THE essential ingredient in every kitchen is…

Every cook needs to have patience, it’s something that you will need a lot of.

Especially when you are working with many different levels of skill and personalities in a confined, pressured area.

From a food perspective, if you have some basic potatoes, some form of protein like a nice cut of fish or meat, plus some tasty vegetables you can produce a fantastic dish.

If you want to really impress your friends you should try using tonka bean.

It’s a luxury ingredient that you really can’t describe the taste of. Some say vanilla, some say a bittersweet almond, however when it’s infused in milk or cream it gives off a really great flavour.

The first kitchen I worked in was… I first worked as a commis chef in 1988 at Paddington House Hotel in Warrington.

It was here I gained the invaluable experience of working such long hours that come with the chef territory.

I would start work on the breakfast shift and not finish until the last meal was served.

I worked six days a week and on my day off I went to college.

The head chef and sous chef from the hotel took on the roles of good cop and bad cop.

One would tell you to cook something a certain way and the other a different way.
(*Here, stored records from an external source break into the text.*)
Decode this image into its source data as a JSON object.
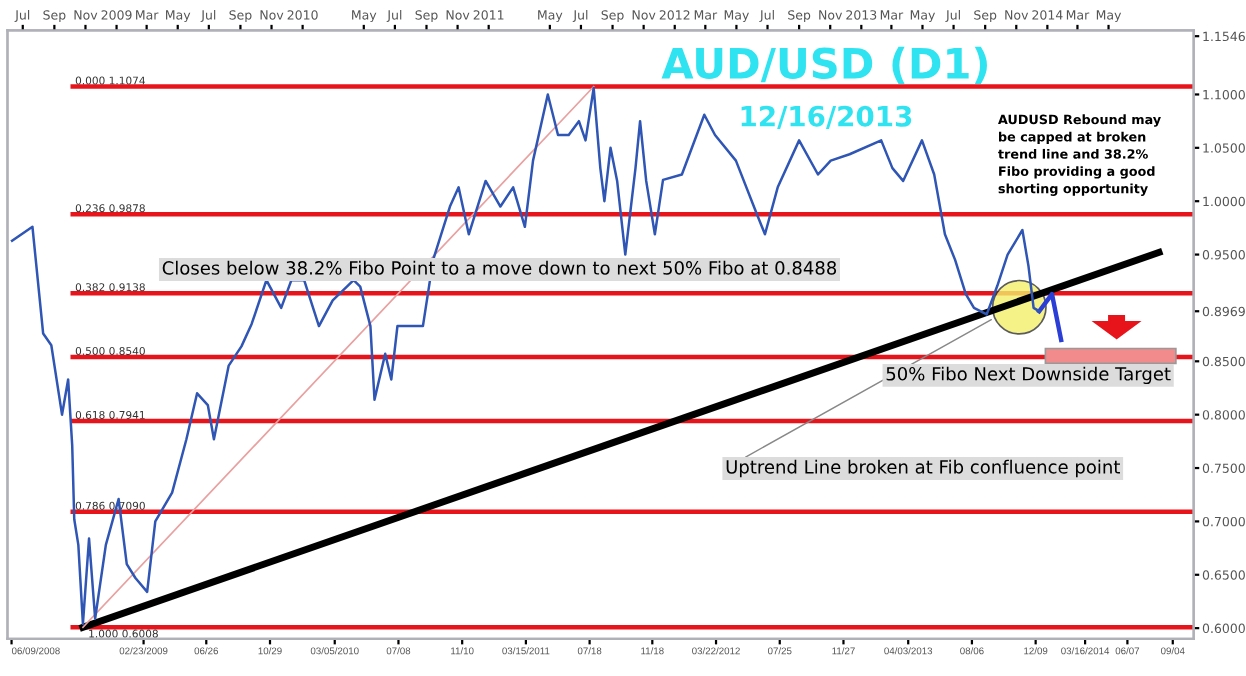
{
  "chart_data": {
    "type": "line",
    "title": "AUD/USD (D1)",
    "subtitle": "12/16/2013",
    "xlim": [
      "2008-06-01",
      "2014-10-15"
    ],
    "ylim": [
      0.59,
      1.16
    ],
    "xticks": [
      {
        "value": "2008-06-09",
        "label": "06/09/2008"
      },
      {
        "value": "2009-02-23",
        "label": "02/23/2009"
      },
      {
        "value": "2009-06-26",
        "label": "06/26"
      },
      {
        "value": "2009-10-29",
        "label": "10/29"
      },
      {
        "value": "2010-03-05",
        "label": "03/05/2010"
      },
      {
        "value": "2010-07-08",
        "label": "07/08"
      },
      {
        "value": "2010-11-10",
        "label": "11/10"
      },
      {
        "value": "2011-03-15",
        "label": "03/15/2011"
      },
      {
        "value": "2011-07-18",
        "label": "07/18"
      },
      {
        "value": "2011-11-18",
        "label": "11/18"
      },
      {
        "value": "2012-03-22",
        "label": "03/22/2012"
      },
      {
        "value": "2012-07-25",
        "label": "07/25"
      },
      {
        "value": "2012-11-27",
        "label": "11/27"
      },
      {
        "value": "2013-04-03",
        "label": "04/03/2013"
      },
      {
        "value": "2013-08-06",
        "label": "08/06"
      },
      {
        "value": "2013-12-09",
        "label": "12/09"
      },
      {
        "value": "2014-03-16",
        "label": "03/16/2014"
      },
      {
        "value": "2014-06-07",
        "label": "06/07"
      },
      {
        "value": "2014-09-04",
        "label": "09/04"
      }
    ],
    "x2lim": [
      "2008-06-01",
      "2014-10-15"
    ],
    "x2ticks": [
      {
        "value": "2008-07-01",
        "label": "Jul"
      },
      {
        "value": "2008-09-01",
        "label": "Sep"
      },
      {
        "value": "2008-11-01",
        "label": "Nov"
      },
      {
        "value": "2009-01-01",
        "label": "2009"
      },
      {
        "value": "2009-03-01",
        "label": "Mar"
      },
      {
        "value": "2009-05-01",
        "label": "May"
      },
      {
        "value": "2009-07-01",
        "label": "Jul"
      },
      {
        "value": "2009-09-01",
        "label": "Sep"
      },
      {
        "value": "2009-11-01",
        "label": "Nov"
      },
      {
        "value": "2010-01-01",
        "label": "2010"
      },
      {
        "value": "2010-05-01",
        "label": "May"
      },
      {
        "value": "2010-07-01",
        "label": "Jul"
      },
      {
        "value": "2010-09-01",
        "label": "Sep"
      },
      {
        "value": "2010-11-01",
        "label": "Nov"
      },
      {
        "value": "2011-01-01",
        "label": "2011"
      },
      {
        "value": "2011-05-01",
        "label": "May"
      },
      {
        "value": "2011-07-01",
        "label": "Jul"
      },
      {
        "value": "2011-09-01",
        "label": "Sep"
      },
      {
        "value": "2011-11-01",
        "label": "Nov"
      },
      {
        "value": "2012-01-01",
        "label": "2012"
      },
      {
        "value": "2012-03-01",
        "label": "Mar"
      },
      {
        "value": "2012-05-01",
        "label": "May"
      },
      {
        "value": "2012-07-01",
        "label": "Jul"
      },
      {
        "value": "2012-09-01",
        "label": "Sep"
      },
      {
        "value": "2012-11-01",
        "label": "Nov"
      },
      {
        "value": "2013-01-01",
        "label": "2013"
      },
      {
        "value": "2013-03-01",
        "label": "Mar"
      },
      {
        "value": "2013-05-01",
        "label": "May"
      },
      {
        "value": "2013-07-01",
        "label": "Jul"
      },
      {
        "value": "2013-09-01",
        "label": "Sep"
      },
      {
        "value": "2013-11-01",
        "label": "Nov"
      },
      {
        "value": "2014-01-01",
        "label": "2014"
      },
      {
        "value": "2014-03-01",
        "label": "Mar"
      },
      {
        "value": "2014-05-01",
        "label": "May"
      }
    ],
    "yticks": [
      {
        "value": 0.6,
        "label": "0.6000"
      },
      {
        "value": 0.65,
        "label": "0.6500"
      },
      {
        "value": 0.7,
        "label": "0.7000"
      },
      {
        "value": 0.75,
        "label": "0.7500"
      },
      {
        "value": 0.8,
        "label": "0.8000"
      },
      {
        "value": 0.85,
        "label": "0.8500"
      },
      {
        "value": 0.8969,
        "label": "0.8969"
      },
      {
        "value": 0.95,
        "label": "0.9500"
      },
      {
        "value": 1.0,
        "label": "1.0000"
      },
      {
        "value": 1.05,
        "label": "1.0500"
      },
      {
        "value": 1.1,
        "label": "1.1000"
      },
      {
        "value": 1.1546,
        "label": "1.1546"
      }
    ],
    "grid": false,
    "legend": false,
    "series": [
      {
        "color": "#2f55b5",
        "x": [
          "2008-06-10",
          "2008-07-20",
          "2008-08-10",
          "2008-08-26",
          "2008-09-16",
          "2008-09-28",
          "2008-10-06",
          "2008-10-10",
          "2008-10-18",
          "2008-10-27",
          "2008-11-08",
          "2008-11-20",
          "2008-12-11",
          "2009-01-05",
          "2009-01-21",
          "2009-02-07",
          "2009-03-02",
          "2009-03-18",
          "2009-04-20",
          "2009-05-18",
          "2009-06-08",
          "2009-06-29",
          "2009-07-11",
          "2009-08-09",
          "2009-09-03",
          "2009-09-23",
          "2009-10-22",
          "2009-11-20",
          "2009-12-10",
          "2010-01-04",
          "2010-02-02",
          "2010-03-01",
          "2010-04-11",
          "2010-04-24",
          "2010-05-14",
          "2010-05-22",
          "2010-06-12",
          "2010-06-24",
          "2010-07-06",
          "2010-07-27",
          "2010-08-25",
          "2010-09-14",
          "2010-10-17",
          "2010-11-03",
          "2010-11-23",
          "2010-12-26",
          "2011-01-24",
          "2011-02-18",
          "2011-03-13",
          "2011-03-29",
          "2011-04-27",
          "2011-05-17",
          "2011-06-07",
          "2011-06-27",
          "2011-07-10",
          "2011-07-26",
          "2011-08-08",
          "2011-08-16",
          "2011-08-28",
          "2011-09-10",
          "2011-09-26",
          "2011-10-16",
          "2011-10-25",
          "2011-11-06",
          "2011-11-23",
          "2011-12-09",
          "2012-01-15",
          "2012-02-28",
          "2012-03-20",
          "2012-04-30",
          "2012-06-10",
          "2012-06-26",
          "2012-07-21",
          "2012-09-01",
          "2012-10-08",
          "2012-11-02",
          "2012-12-09",
          "2013-02-09",
          "2013-03-03",
          "2013-03-24",
          "2013-04-30",
          "2013-05-24",
          "2013-06-14",
          "2013-07-04",
          "2013-07-25",
          "2013-08-10",
          "2013-09-04",
          "2013-09-25",
          "2013-10-15",
          "2013-11-13",
          "2013-11-25",
          "2013-12-05",
          "2013-12-16"
        ],
        "values": [
          0.963,
          0.976,
          0.876,
          0.865,
          0.8,
          0.833,
          0.771,
          0.702,
          0.678,
          0.604,
          0.684,
          0.609,
          0.678,
          0.721,
          0.66,
          0.647,
          0.634,
          0.7,
          0.727,
          0.777,
          0.82,
          0.809,
          0.777,
          0.846,
          0.864,
          0.885,
          0.926,
          0.9,
          0.926,
          0.926,
          0.883,
          0.907,
          0.926,
          0.92,
          0.883,
          0.814,
          0.857,
          0.833,
          0.883,
          0.883,
          0.883,
          0.945,
          0.995,
          1.013,
          0.969,
          1.019,
          0.995,
          1.013,
          0.976,
          1.038,
          1.1,
          1.062,
          1.062,
          1.075,
          1.057,
          1.106,
          1.031,
          1.0,
          1.05,
          1.019,
          0.95,
          1.031,
          1.075,
          1.019,
          0.969,
          1.02,
          1.025,
          1.081,
          1.062,
          1.038,
          0.988,
          0.969,
          1.013,
          1.057,
          1.025,
          1.038,
          1.044,
          1.057,
          1.031,
          1.019,
          1.057,
          1.025,
          0.969,
          0.945,
          0.913,
          0.9,
          0.894,
          0.921,
          0.95,
          0.973,
          0.939,
          0.9,
          0.8969
        ]
      },
      {
        "color": "#000000",
        "x": [
          "2008-10-27",
          "2014-08-08"
        ],
        "values": [
          0.6008,
          0.952
        ]
      },
      {
        "color": "#e8a0a0",
        "x": [
          "2008-10-27",
          "2011-07-26"
        ],
        "values": [
          0.6008,
          1.1074
        ]
      },
      {
        "color": "#2b3fd6",
        "x": [
          "2013-12-16",
          "2014-01-10",
          "2014-01-28"
        ],
        "values": [
          0.8969,
          0.913,
          0.87
        ]
      }
    ],
    "ref_lines": [
      {
        "axis": "y",
        "value": 1.1074,
        "label": "0.000 1.1074",
        "color": "#e8141b"
      },
      {
        "axis": "y",
        "value": 0.9878,
        "label": "0.236 0.9878",
        "color": "#e8141b"
      },
      {
        "axis": "y",
        "value": 0.9138,
        "label": "0.382 0.9138",
        "color": "#e8141b"
      },
      {
        "axis": "y",
        "value": 0.854,
        "label": "0.500 0.8540",
        "color": "#e8141b"
      },
      {
        "axis": "y",
        "value": 0.7941,
        "label": "0.618 0.7941",
        "color": "#e8141b"
      },
      {
        "axis": "y",
        "value": 0.709,
        "label": "0.786 0.7090",
        "color": "#e8141b"
      },
      {
        "axis": "y",
        "value": 0.6008,
        "label": "1.000 0.6008",
        "color": "#e8141b"
      }
    ],
    "bands": [
      {
        "axis": "y",
        "from": 0.848,
        "to": 0.862,
        "color": "#f28b8b"
      }
    ],
    "annotations": [
      "Closes below 38.2% Fibo Point to a move down to next 50% Fibo at 0.8488",
      "AUDUSD Rebound may\nbe capped at broken\ntrend line and 38.2%\nFibo providing a good\nshorting opportunity",
      "50% Fibo Next Downside Target",
      {
        "text": "Uptrend Line broken at Fib confluence point",
        "x": "2013-09-13",
        "y": 0.889
      }
    ]
  }
}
When they were together it was like watching an old married couple, but they taught me so much. I even pass on that wisdom to my commis now.

I also worked at the Horseshoe in Croft for a fantastic chef called Charlie Monks.

He introduced me into the world of flavours and his energy levels were amazing.

My first professional job was… My first hotel head chef job was at the Village Hotel in Warrington in 1998.

It was a busy place, which really taught me how to manage different characters.

It was a great place to work and I forged some great working relationships with people. Many of whom I still work with today.

The first dish I prepared for service… My first dish was braun, a boiled and minced pigs head with herbs, onions, and carrots. All packed into terrine moulds.

I used to make this at Paddington House regularly. I was taught from an early age how to break down the sides of beef, skin and prep rabbits, pheasants and grouse.

We used to go to the market at 4am every Wednesday and come back with so much amazing fresh produce. We used to plan the menu around the market produce we purchased that morning – the best way to cook.

My signature dish people associate with me… I wouldn’t say I had a signature dish, I believe dishes change and evolve all the time.

I look to cook food with the seasons and use the best produce available.

The masters like Pierre Kauffman with his pigs trotter dish and Marco Pierre White’s tagliatelle of oysters can be deemed as ‘signature dishes’ as they have achieved perfection.

My biggest kitchen disaster was...

One that always resonates the most is ‘croquembouche’.

This is a tall structured cake that is Christmas tree shaped, made from profiteroles, cracked and spun sugar and when done perfectly is a spectacular sight.

I was the executive chef at De Vere St David’s Park Hotel and we had a wedding party who requested it for their dessert.

My pastry chef started to make the cake in the fridge as it was cooler. She had a large hexagonal mirror for the base to sit on, so she went about making the profiteroles. When I came in the next day I went to look at her ‘masterpiece’ it was a complete disaster.

Anyway we managed to sort it but what came next was the worst. We were taking it out of the fridge, but we had a lean it slightly as the base was too big and before we knew it the whole thing has collapsed on the floor. Luckily the bride and groom were very forgiving, but it was truly an awful experience.

My favourite chefs are… Anthony Bourdain because he is a real ‘turn and burn’ chef, he’s done it all at every level.

Raymond Blanc is by far the most technically gifted, revered chef of our time.

We’ve got some rising stars right here in the Hilton Manchester so watch this space!

Away from the restaurant my favourite meal is… A fry up, job done!